In Utopia, there is room for everyone’s mental and intellectual development within the limits of a strict family and marital ethics where divorces are not allowed without permission, and adultery may be punished by slavery. In hospitals, the sick are cared for with love and attention. Euthanasia is possible and even encouraged for incurable patients “who have outlived themselves”.

A representative democratic government is managed by elected officials and headed by a Prince (from Princeps, “The First”) who does not take decisions without permission. He is chosen for life but can be deposed if he displays tyrannical aspirations. The European craving for precious metals is ridiculed by the fact that these are used in Utopia to make fetters and manacles for the slaves doing the hard and dirty work in Utopia.

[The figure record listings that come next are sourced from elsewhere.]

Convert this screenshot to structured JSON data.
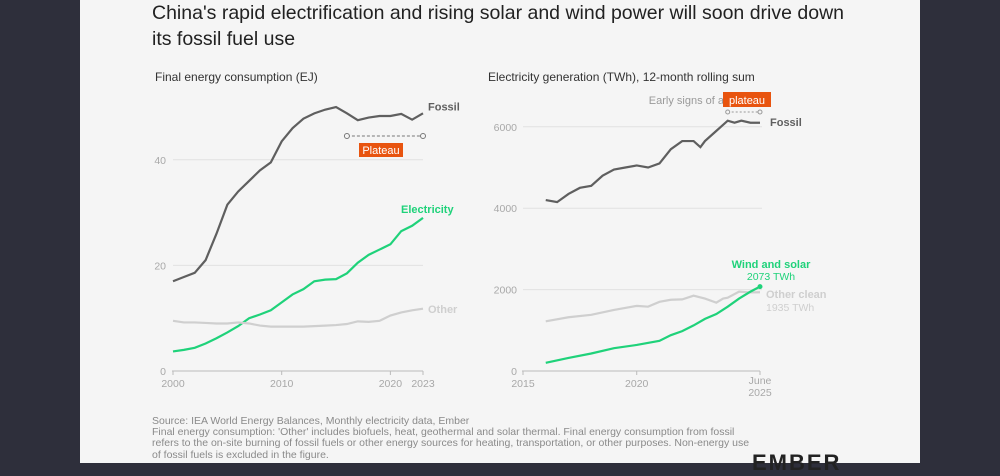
{
  "title": "China's rapid electrification and rising solar and wind power will soon drive down its fossil fuel use",
  "brand": "EMBER",
  "notes": {
    "source": "Source: IEA World Energy Balances, Monthly electricity data, Ember",
    "footnote": "Final energy consumption: 'Other' includes biofuels, heat, geothermal and solar thermal. Final energy consumption from fossil refers to the on-site burning of fossil fuels or other energy sources for heating, transportation, or other purposes. Non-energy use of fossil fuels is excluded in the figure."
  },
  "colors": {
    "fossil": "#5f5f5f",
    "electricity": "#1fd27a",
    "other": "#cfcfcf",
    "highlight": "#e8540f"
  },
  "chart_data": [
    {
      "type": "line",
      "title": "Final energy consumption (EJ)",
      "x": [
        2000,
        2001,
        2002,
        2003,
        2004,
        2005,
        2006,
        2007,
        2008,
        2009,
        2010,
        2011,
        2012,
        2013,
        2014,
        2015,
        2016,
        2017,
        2018,
        2019,
        2020,
        2021,
        2022,
        2023
      ],
      "xticks": [
        "2000",
        "2010",
        "2020",
        "2023"
      ],
      "xtick_values": [
        2000,
        2010,
        2020,
        2023
      ],
      "yticks": [
        "0",
        "20",
        "40"
      ],
      "ytick_values": [
        0,
        20,
        40
      ],
      "xlim": [
        2000,
        2023
      ],
      "ylim": [
        0,
        50
      ],
      "grid": true,
      "annotation": {
        "text": "Plateau",
        "from": 2016,
        "to": 2023
      },
      "series": [
        {
          "name": "Fossil",
          "color": "#5f5f5f",
          "values": [
            17,
            17.8,
            18.6,
            21,
            26,
            31.5,
            34,
            36,
            38,
            39.5,
            43.5,
            46,
            47.8,
            48.8,
            49.5,
            50,
            48.8,
            47.5,
            48,
            48.3,
            48.3,
            48.7,
            47.6,
            48.8
          ]
        },
        {
          "name": "Electricity",
          "color": "#1fd27a",
          "values": [
            3.7,
            4,
            4.4,
            5.2,
            6.2,
            7.3,
            8.5,
            10,
            10.7,
            11.5,
            13,
            14.5,
            15.5,
            17,
            17.3,
            17.4,
            18.5,
            20.5,
            22,
            23,
            24,
            26.5,
            27.5,
            29
          ]
        },
        {
          "name": "Other",
          "color": "#cfcfcf",
          "values": [
            9.5,
            9.2,
            9.2,
            9.1,
            9,
            9,
            9.2,
            9,
            8.6,
            8.4,
            8.4,
            8.4,
            8.4,
            8.5,
            8.6,
            8.7,
            8.9,
            9.4,
            9.3,
            9.5,
            10.5,
            11.1,
            11.5,
            11.8
          ]
        }
      ]
    },
    {
      "type": "line",
      "title": "Electricity generation (TWh), 12-month rolling sum",
      "xticks": [
        "2015",
        "2020",
        "June 2025"
      ],
      "xtick_values": [
        2015,
        2020,
        2025.42
      ],
      "yticks": [
        "0",
        "2000",
        "4000",
        "6000"
      ],
      "ytick_values": [
        0,
        2000,
        4000,
        6000
      ],
      "xlim": [
        2015,
        2025.42
      ],
      "ylim": [
        0,
        6500
      ],
      "grid": true,
      "annotation": {
        "text_prefix": "Early signs of a",
        "text": "plateau",
        "from": 2024,
        "to": 2025.42
      },
      "series": [
        {
          "name": "Fossil",
          "color": "#5f5f5f",
          "x": [
            2016,
            2016.5,
            2017,
            2017.5,
            2018,
            2018.5,
            2019,
            2019.5,
            2020,
            2020.5,
            2021,
            2021.5,
            2022,
            2022.5,
            2022.8,
            2023,
            2023.5,
            2024,
            2024.3,
            2024.6,
            2025,
            2025.42
          ],
          "values": [
            4200,
            4150,
            4350,
            4500,
            4550,
            4800,
            4950,
            5000,
            5050,
            5000,
            5100,
            5450,
            5650,
            5650,
            5500,
            5650,
            5900,
            6150,
            6100,
            6150,
            6100,
            6100
          ]
        },
        {
          "name": "Other clean",
          "color": "#cfcfcf",
          "end_label": "1935 TWh",
          "x": [
            2016,
            2017,
            2018,
            2019,
            2020,
            2020.5,
            2021,
            2021.5,
            2022,
            2022.5,
            2023,
            2023.5,
            2023.8,
            2024,
            2024.5,
            2025,
            2025.42
          ],
          "values": [
            1220,
            1320,
            1380,
            1500,
            1600,
            1580,
            1700,
            1750,
            1760,
            1850,
            1780,
            1680,
            1780,
            1800,
            1950,
            1930,
            1935
          ]
        },
        {
          "name": "Wind and solar",
          "color": "#1fd27a",
          "end_label": "2073 TWh",
          "x": [
            2016,
            2017,
            2018,
            2019,
            2020,
            2021,
            2021.5,
            2022,
            2022.5,
            2023,
            2023.5,
            2024,
            2024.5,
            2025,
            2025.42
          ],
          "values": [
            200,
            320,
            430,
            560,
            640,
            740,
            880,
            980,
            1120,
            1280,
            1400,
            1580,
            1780,
            1950,
            2073
          ]
        }
      ]
    }
  ]
}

The Utopians detest war “as a very brutal thing” and it is only used as a last resort, either to punish the country of a foreign aggressor or to free a friendly nation. Although all citizens, including the women, are trained in warfare, Utopia prefers to use mercenaries – the “worst sort of men” – from a rude and wild nation.

In wars, the priests in Utopia strictly oversee the fighting to minimize enemy casualties. They never lay their enemies’ country waste nor burn their corn. There are several religions, including Christianity, which has been brought there by missionaries. All religions are tolerated provided that they share the beliefs in a Supreme Being, the Creator of the Universe, and the immortality of the soul. In life after death, virtuous people will be rewarded and vicious people will be punished.

Utopian thinking … and the future

A utopia is something that is far away from us or even impossible to reach. However, there may be elements that might partly still be desirable – for example, a society where everyone has the chance to pursue happiness or where everyone’s basic needs are satisfied. This double meaning is even used by Thomas More himself, who introduced the term. As already mentioned, Utopia means “No Place” in Greek but in English it is pronounced the same way as Eutopia (place of happiness).

It is doubtful whether Thomas More really envisioned the island of Utopia as the ideal society. In some areas, their customs are at odds with his own beliefs. However, it is clear that he gives a critique of many social shortcomings of his time, some of which are still with us today.

A number of experiments in history with an “ideal form of government”, strongly imposed and controlled from the top, all ended very badly. The book Utopia also inspired dystopian thinking, e.g. 1984 by George Orwell and Brave New World by Aldous Huxley, where they in fact warn about these kinds of “ideal” societies.

To conclude in the words of More himself about the explorer Hythlodaeus, who claims that he has visited this ideal state: “In the meanwhile, though it must be confessed that he is both a very learned man and a person who has obtained a great knowledge of the world, I cannot perfectly agree to everything he has related. However, there are many things in the commonwealth of Utopia that I rather wish, than hope, to see followed in our governments.”